I told her I had somewhere for that night and she gave me a look which asked what I was doing bothering her, then. I’d forgotten the lollipop, and as I tramped out I stood on it and it stuck to my boot. I had to pull it off and drop it in the waste bin. The security man was grinning from ear to ear.

 

‘It’s nice to know I’ve made someone happy,’ I said to him sourly.

 

‘That’s all right, love,’ he said kindly.

 

I walked home, the sticky patch on the sole of my boot attracting loose paper, cigarette ends and dead leaves. I had to keep scraping the lot off on the edge of the kerb. It had been an eventful day. I’d got a lead on the Wildes but Rennie Duke had got a lead on me. All in all, life was getting extremely complicated.

 

Chapter Five

 

I trailed along the streets, taking my time about getting home. ‘Only worry about one thing at a time!’ Grandma used to say.
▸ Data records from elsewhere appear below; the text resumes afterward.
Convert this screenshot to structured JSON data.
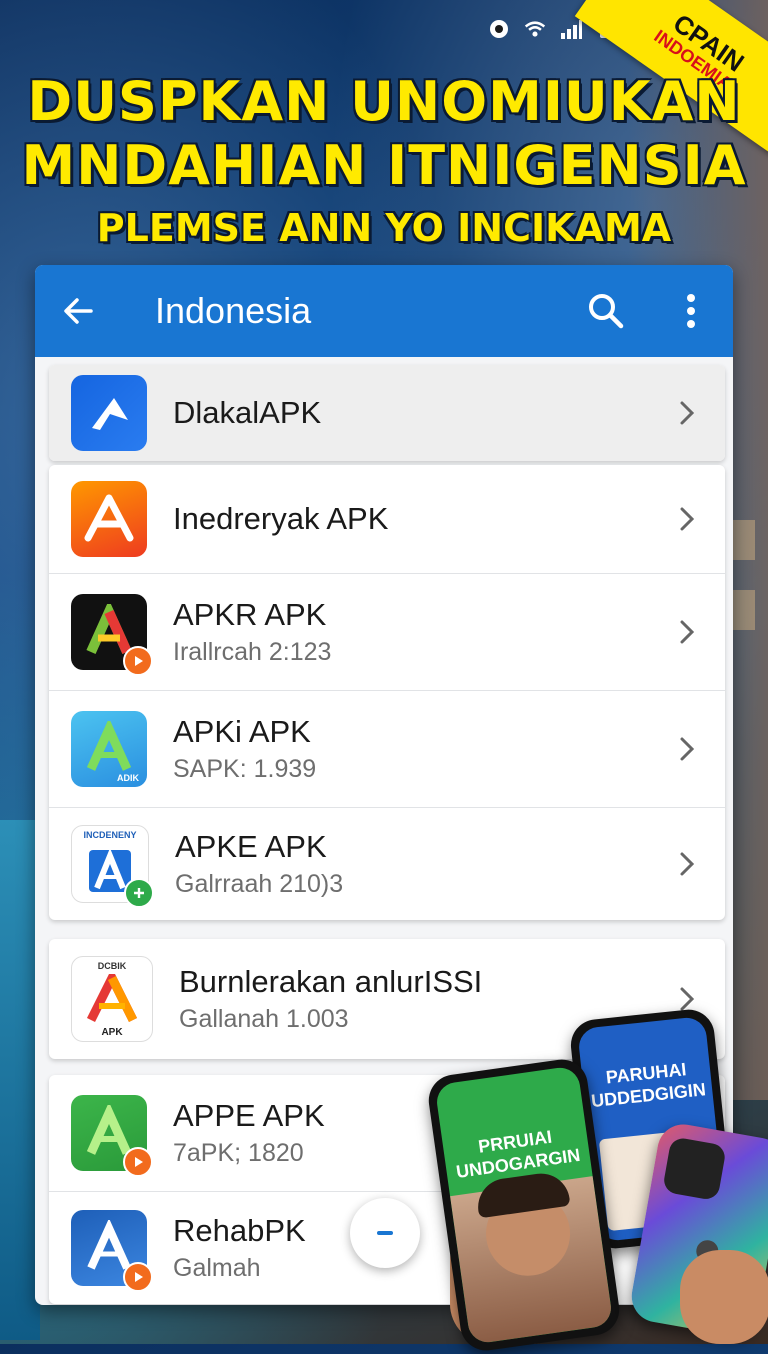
{
  "banner": {
    "corner_line1": "CPAIN",
    "corner_line2": "INDOEMIA!",
    "headline_line1": "DUSPKAN UNOMIUKAN",
    "headline_line2": "MNDAHIAN ITNIGENSIA",
    "headline_line3": "PLEMSE ANN YO INCIKAMA"
  },
  "appbar": {
    "title": "Indonesia",
    "back_icon": "arrow-left-icon",
    "search_icon": "search-icon",
    "more_icon": "more-vert-icon",
    "color": "#1976d2"
  },
  "apps": [
    {
      "name": "DlakalAPK",
      "sub": "",
      "colors": [
        "#1565e0",
        "#2a7cf0"
      ],
      "selected": true
    },
    {
      "name": "Inedreryak APK",
      "sub": "",
      "colors": [
        "#ff9800",
        "#ee3b20"
      ],
      "selected": false
    },
    {
      "name": "APKR APK",
      "sub": "Irallrcah 2:123",
      "colors": [
        "#1b1b1b",
        "#000000"
      ],
      "selected": false
    },
    {
      "name": "APKi APK",
      "sub": "SAPK: 1.939",
      "colors": [
        "#3bb3ea",
        "#2a8fe0"
      ],
      "selected": false
    },
    {
      "name": "APKE APK",
      "sub": "Galrraah 210)3",
      "colors": [
        "#ffffff",
        "#eeeeee"
      ],
      "selected": false
    },
    {
      "name": "Burnlerakan anlurISSI",
      "sub": "Gallanah 1.003",
      "colors": [
        "#ffffff",
        "#f1f1f1"
      ],
      "selected": false
    },
    {
      "name": "APPE APK",
      "sub": "7aPK; 1820",
      "colors": [
        "#3cb54a",
        "#2a9a3a"
      ],
      "selected": false
    },
    {
      "name": "RehabPK",
      "sub": "Galmah",
      "colors": [
        "#1e5fb8",
        "#3c86e0"
      ],
      "selected": false
    }
  ],
  "icon_labels": {
    "apke_top": "INCDENENY",
    "burn_top": "DCBIK",
    "burn_bottom": "APK",
    "apki_bottom": "ADIK"
  },
  "phones": {
    "left_screen": "PRRUIAI UNDOGARGIN",
    "middle_screen": "PARUHAI UDDEDGIGIN"
  }
}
Fine, but how do you decide which pressing worry is at the front of the queue? Should I be beating my brains out over going to see the Wildes? Or working out what Rennie Duke was up to and where he was going to appear next? Or how I was going to explain to Hari that I wouldn’t be getting a council flat? In fact all these concerns were pushed into the background by thoughts of my mother, lying in the hospice, trusting me to be successful, to find Nicola and do it somehow without upsetting the Wildes or letting Nicola find out the truth. I decided to think of my sister as ‘Nicola’, the only name the poor kid knew she’d ever had. And then to come back and tell her all about it. To come back
in time
to tell her all about it. I couldn’t muck about. I had to get on with it.

 

I was so lost in these thoughts that I almost walked into someone. I was vaguely aware of a figure, stooped like Mrs Mackenzie had been, but over a waste bin, and poking about in its contents. I managed to avoid him and was going to step round him when I recognised Newspaper Norman.

 

‘Hi, Norman!’ I said.

 

If you saw Norman you’d think he was just another old wino dossing on the streets, occasionally rescued by the Salvation Army, cleaned up, fed, kitted out and five minutes later back to his scruffy unwashed self. Norman is certainly grubby enough. He has long hair and a beard, unwashed and uncombed. He wears a dirty raincoat of the sort that used to be known as a flasher’s coat, over striped pants from a morning suit and a pullover full of holes. But you’d be wrong. Norman isn’t just another old down-and-out looking for a pile of paper to make his bed that night or seeking to earn a few pence from returned copies or waste paper. Norman is a great British eccentric.

 

Hearing me say his name, he looked round crossly, still hunched over the waste bin, but seeing who it was he straightened up and replied graciously, ‘Good morning, my dear.’ He then glanced up at the sky and asked, ‘Or is it already afternoon?’